Man sieht viele Känguruhs in Australien. Tote Känguruhs.
Am Straßenrand oder auch auf der Straße liegen immer
wieder welche, also muss es wohl Känguruhs in Australien geben.
Lebendig habe ich bisher in freier Wildbahn erst eins gesehen, auf dem
Weg zu den Wallaman Falls . Womöglich stimmen
die Warnungen in meinem Reiseführer, wonach die Viecher des
Nachts durch die Scheinwerfer angelockt und dann überfahren
werden.
Nymphensittiche habe ich in freier Wildbahn auch noch nicht
entdeckt. Eine Menge anderer Vögelchen, insbesondere die Rainbow
Lorikeets, die nach meinem laienhaften Verstand doch recht verwandt
aussehen, aber halt bunt sind. Bei meiner ersten Kaffeepause sehe ich
heute aber doch einen Nymphi: Er heißt Max und sitzt in einem
Käfig . Und unterhält sich
begeistert mit mir, als ich ihm pfeife: Ich glaube, wenn man ihn
rausließe, käme er sofort auf meine Schulter geflogen; er
sieht sehr anhänglich aus. Leider sind die Gitterstäbe so
eng, dass man ihn nicht kraulen kann; er benimmt sich so, als
könnte ihm das gefallen. Ein bisschen vermisse ich Secundus ja
schon, wenn ich dieses Vögelchen so sehe.
Ansonsten ist der Tag trüb und wird immer kühler.
Gestartet bin ich mit Wolken bei 23 Grad, und nach und nach sinkt die
Temperatur bis auf 18 Grad und gelegentlicher Nieselregen geht in
Dauerregen über. Bei meiner nächsten Tankstellenpause sehe
ich einen vergammelten Ständer mit CDs und überlege, dass
die Dire Straits erstens allmählich langweilig werden und
zweitens nicht zu diesem Wetter passen. Ich finde die Filmmusik zu
Lord of the Rings, Return of the King.
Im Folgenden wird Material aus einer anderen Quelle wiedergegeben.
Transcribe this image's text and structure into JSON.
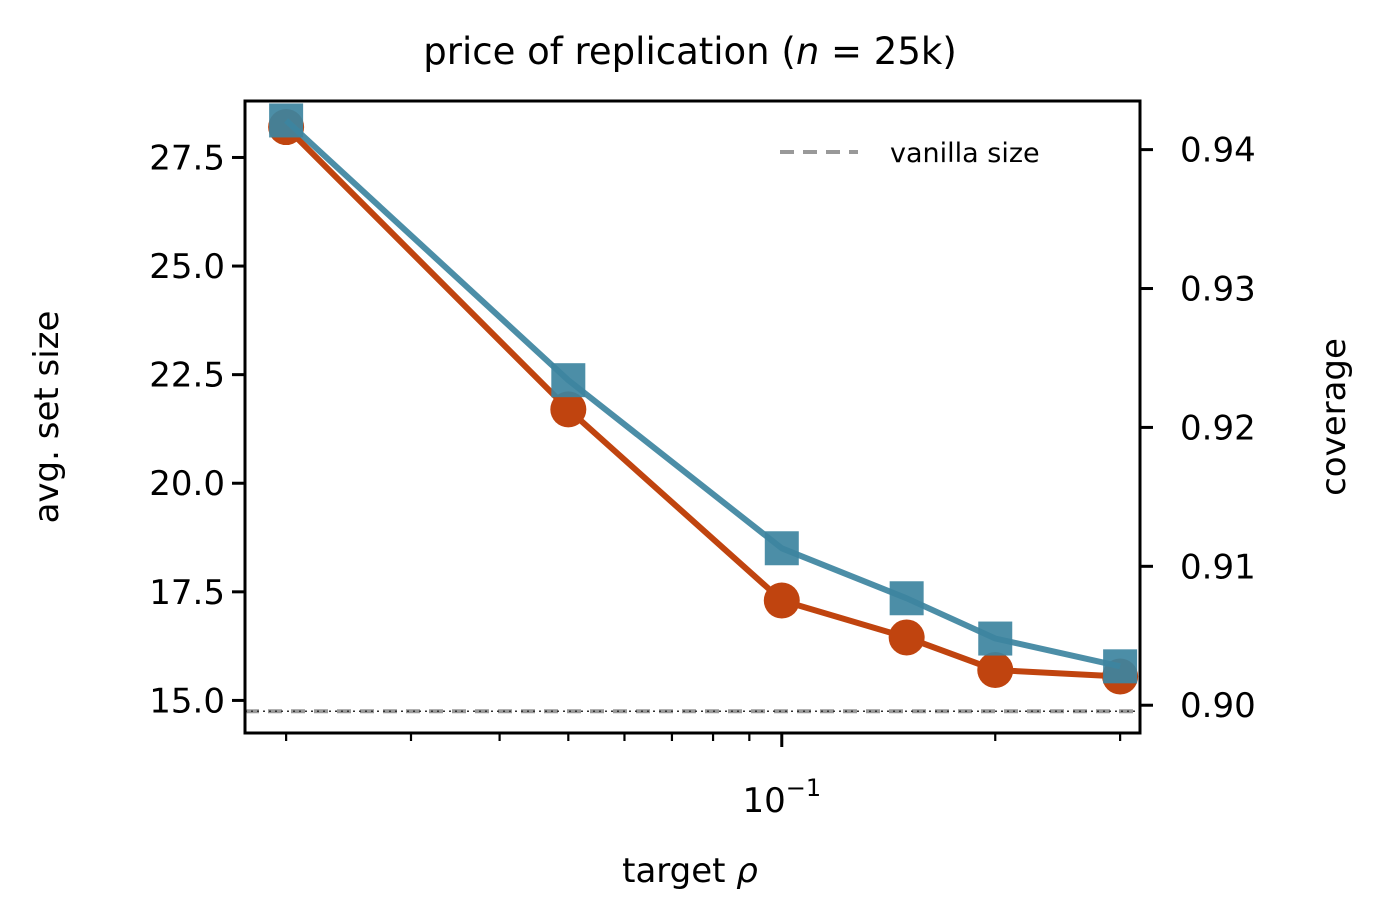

Die hätt ich mir zu Hause
zwar nicht unbedingt gekauft, aber immerhin habe ich sie noch nicht.
Und sie passt super gut zu Australien im Regen, finde ich. Geregnet
hats im Film zwar relativ selten, wenn ich mich recht erinnere, aber
großteils ist die Musik dafür geschrieben, eine
düstere Atmosphäre zu untermalen, und das tut sie hier auf
meiner Fahrt ganz hervorragend. Mal schauen, wie gut sie nächste
Woche zu Neuseeland passt. Obwohl ich vermutlich dort keinen
CD-Spieler im Auto haben werde.
Mein Ziel für heute ist Noosa, laut Reiseführer ein
Schickimicki-Ferienort an der Sunshine Coast, das australische Saint
Tropez. Ich hatte eigentlich überlegt, bis nach Brisbane zu
fahren, aber ich muss feststellen, dass meine Kondition beim
Autofahren hier in Australien nicht besonders gut ist. Ich brauche
jede Stunde eine Pause, entweder, weil es langweilig ist und ich sonst
einschlafe, oder wie heute, weil es anstrengend ist, wenn es so heftig
regnet, dass man kaum etwas sehen kann.
Ich erreiche Noosa nach etwa 450 km Fahrt gegen 17:15, in
strömendem Regen. Es ist schon fast dunkel, und das
Straßenbild sieht in der Tat deutlich anders aus als in den
Kleinstädten, in denen ich bisher war. Es wirkt alles recht nobel
und so eine Reihe billiger Absteigen, wie ich sie bisher am
Ortseingang jeder Stadt gesehen habe, fehlt. Meine Navigation nach
Gefühl funktioniert wieder gut und bringt mich zu einer Art
Zentrum, wo es auch eine Touristen-Info samt Parkplatz gibt. Leider
hat der Laden um 17 Uhr geschlossen. Als ich mich so unter das Vordach
kauere, um dem Regen zu entgehen, und den Stadtplan studiere, kommt
eine Frau heraus, die hinter sich abschließt. Ich frage sie
freundlich, ob sie noch schnell einen Tipp für mich parat hat, wo
ich eine erschwingliche Unterkunft finde, und sie meint, nur für
eine Nacht? An was ich denn denke, 100 Dollar? Wenns billger
wäre, hätte ich auch nichts dagegen (schließlich bin
ich den 60-Dollar-Standard gewöhnt). Oh, das wird schwierig, ob
da wohl überhaupt noch was frei ist ... sie schließt
nochmal auf und gibt mir einen Stadtplan, eine Broschüre
über Noosa und vier Prospekte von Motels, die meinen
Preisvorstellen nahekommen und womöglich etwas frei haben.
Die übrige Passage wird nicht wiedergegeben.